Insight # 11, March 11-17, 2012

First Quarter 2012 Adult Sabbath School Lessons  For the week of March 11-17, 2012

In the beginning, God made everything beautiful. Every tangible, visible thing in the world was merely a reflection of the beauty of God’s character. It was when God made a man and a woman – beings whose nature and character were designed to be a reflection of His own – it was then that God called His work, “very good.” The outer beauty which Adam and Eve saw when they looked for the first time at each other was merely symbolic of the internal loveliness with which the Creator had adorned them.

All through Scripture, clothing is spoken of as representing character. Likely the garments of light worn by our first parents reflected the moods and feelings of the wearers – an ever-changing glow of complimentary colors communicating even more clearly than “body language” the thoughts and feelings of the wearer. Ellen white tells us that “the thoughts and feelings combined make up the moral character” (5 Testimonies p. 310). God gave Adam and Eve the “ornament of a meek and quiet spirit, which is, in the sight of God of great price” (1 Peter 3:4). That ornament of inner beauty, expressed in the glow of health, the radiant smile, and the outer loveliness of clothing, form and feature, was the difference between the “good” of all God’s beautiful creation, and the “very good” of His crowning act.

When sin entered the world, ugliness came with it. Imagine trading a gorgeous, luminescent, perfectly fitting garment made of light for some tacked-together fig-leaves torn from a tree! And as the severed leaves of the trees faded and lost their color, so Adam read with sorrowful heart the beginning of the losses that would accrue to the human race through sin. Death and decay in nature reflected the death and decay of virtue in the human heart.

But wait! There is a Redeemer! Of Him, first of all, it can be said, “How beautiful upon the mountains are the feet of him that bringeth good tidings, that publisheth peace; that bringeth good tidings of good, that publisheth salvation; that saith unto Zion, Thy God reigneth!” (Isaiah 52:7).

Although sin had marred the most beautiful of God’s works of art, He was prepared to sacrifice His life in order to restore that beauty. He does not wait for the guilty pair to come to Him in repentance. No, indeed! He comes looking for them. He comes to every sinner with the solution to the problem of ugliness that they have caused. He comes, Himself, to sit again “for His portrait in every disciple. Every one God has predestinated to be ‘conformed to the image of His Son.’ In every one Christ's long-suffering love, His holiness, meekness, mercy, and truth, are to be manifested to the world” (Ellen White, The Desire of Ages, p. 827).

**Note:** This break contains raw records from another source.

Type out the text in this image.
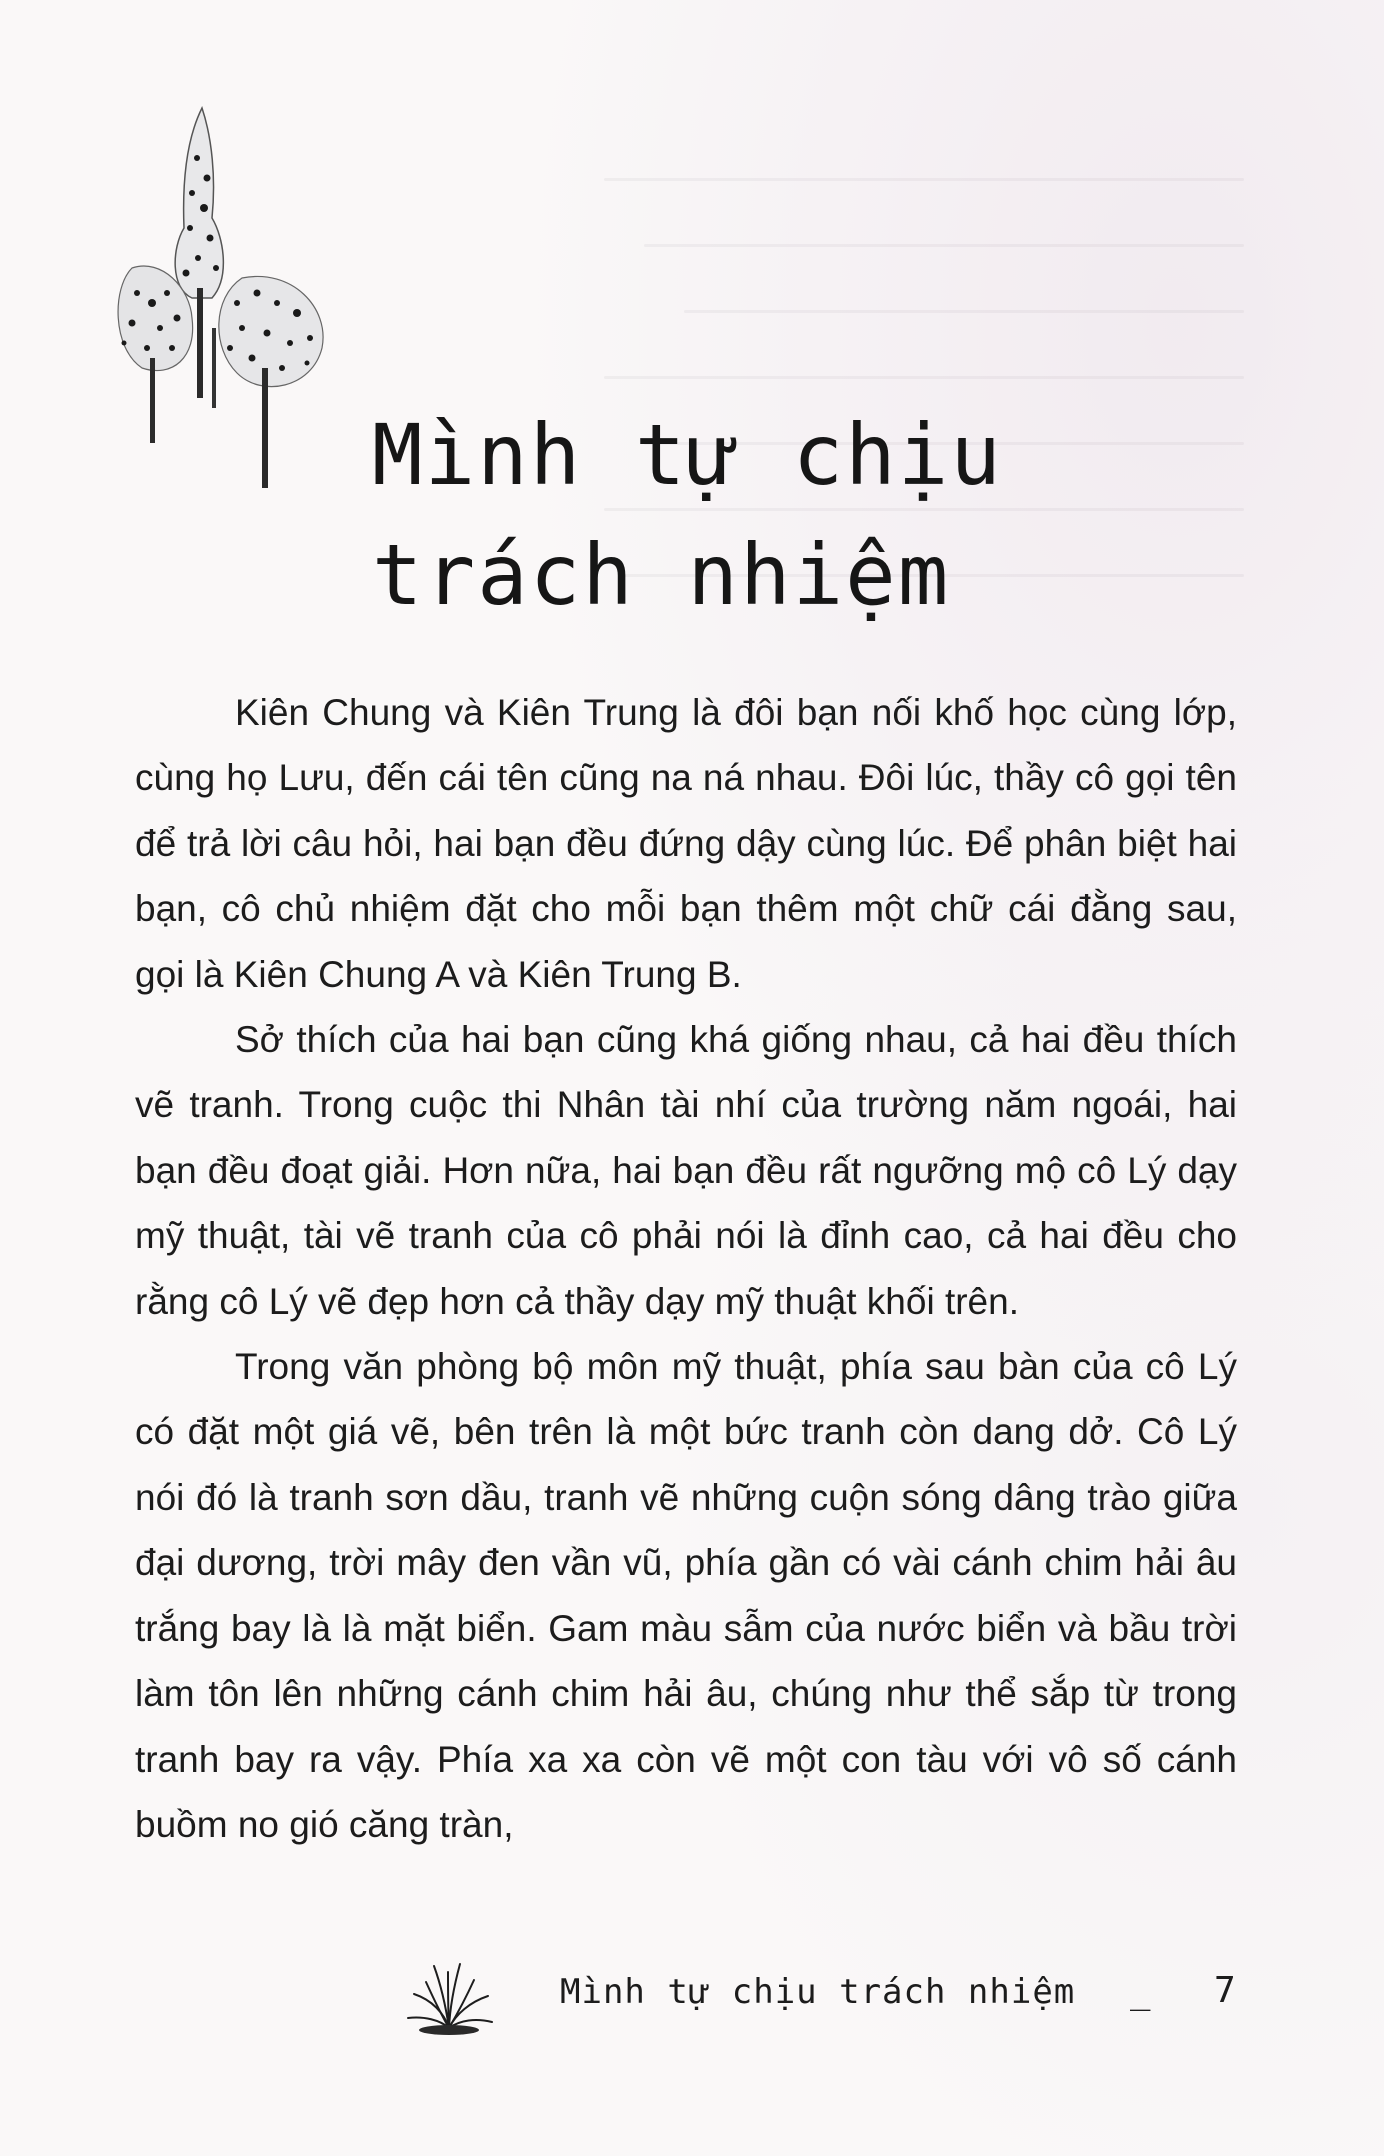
Mình tự chịu
trách nhiệm

Kiên Chung và Kiên Trung là đôi bạn nối khố học cùng lớp, cùng họ Lưu, đến cái tên cũng na ná nhau. Đôi lúc, thầy cô gọi tên để trả lời câu hỏi, hai bạn đều đứng dậy cùng lúc. Để phân biệt hai bạn, cô chủ nhiệm đặt cho mỗi bạn thêm một chữ cái đằng sau, gọi là Kiên Chung A và Kiên Trung B.

Sở thích của hai bạn cũng khá giống nhau, cả hai đều thích vẽ tranh. Trong cuộc thi Nhân tài nhí của trường năm ngoái, hai bạn đều đoạt giải. Hơn nữa, hai bạn đều rất ngưỡng mộ cô Lý dạy mỹ thuật, tài vẽ tranh của cô phải nói là đỉnh cao, cả hai đều cho rằng cô Lý vẽ đẹp hơn cả thầy dạy mỹ thuật khối trên.

Trong văn phòng bộ môn mỹ thuật, phía sau bàn của cô Lý có đặt một giá vẽ, bên trên là một bức tranh còn dang dở. Cô Lý nói đó là tranh sơn dầu, tranh vẽ những cuộn sóng dâng trào giữa đại dương, trời mây đen vần vũ, phía gần có vài cánh chim hải âu trắng bay là là mặt biển. Gam màu sẫm của nước biển và bầu trời làm tôn lên những cánh chim hải âu, chúng như thể sắp từ trong tranh bay ra vậy. Phía xa xa còn vẽ một con tàu với vô số cánh buồm no gió căng tràn,

Mình tự chịu trách nhiệm _ 7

And, just as any photograph is made by letting the light from the desired object shine upon the film (or, in our day, upon the electronic apparatus behind the lens), the portrait of Christ is formed upon the heart by letting His light shine through our eyes into our souls. “But we all, with open face beholding as in a glass the glory of the Lord, are changed into the same image from glory to glory, even as by the Spirit of the Lord” (2 Corinthians 3:18).

The Psalmist, ever a lover of the beautiful, looked to Jesus. The beauty He saw in the character of His beloved Savior constrained him, in the depths of his own wretchedness, to cry out, “Create in me a clean heart, O God; and renew a right spirit within me” (Psalm 51:10).

In the Word of God is the beauty and strength – the power and love and goodness of the God who is willing to sacrifice Himself and all of the universe to re-create that beauty in you. Nothing but “the goodness of God” can lead you to repentance (Romans 2:4).

Psalm 29:2 says that holiness is beautiful. Isaiah 45:22 says, “Look unto me, and be ye saved.” So, early every morning, look to Jesus – let Him sit for His portrait in you. In His holiness, you will be beautiful – a gem of highest value in His crown. He will be able to pronounce His artwork in you “very good.”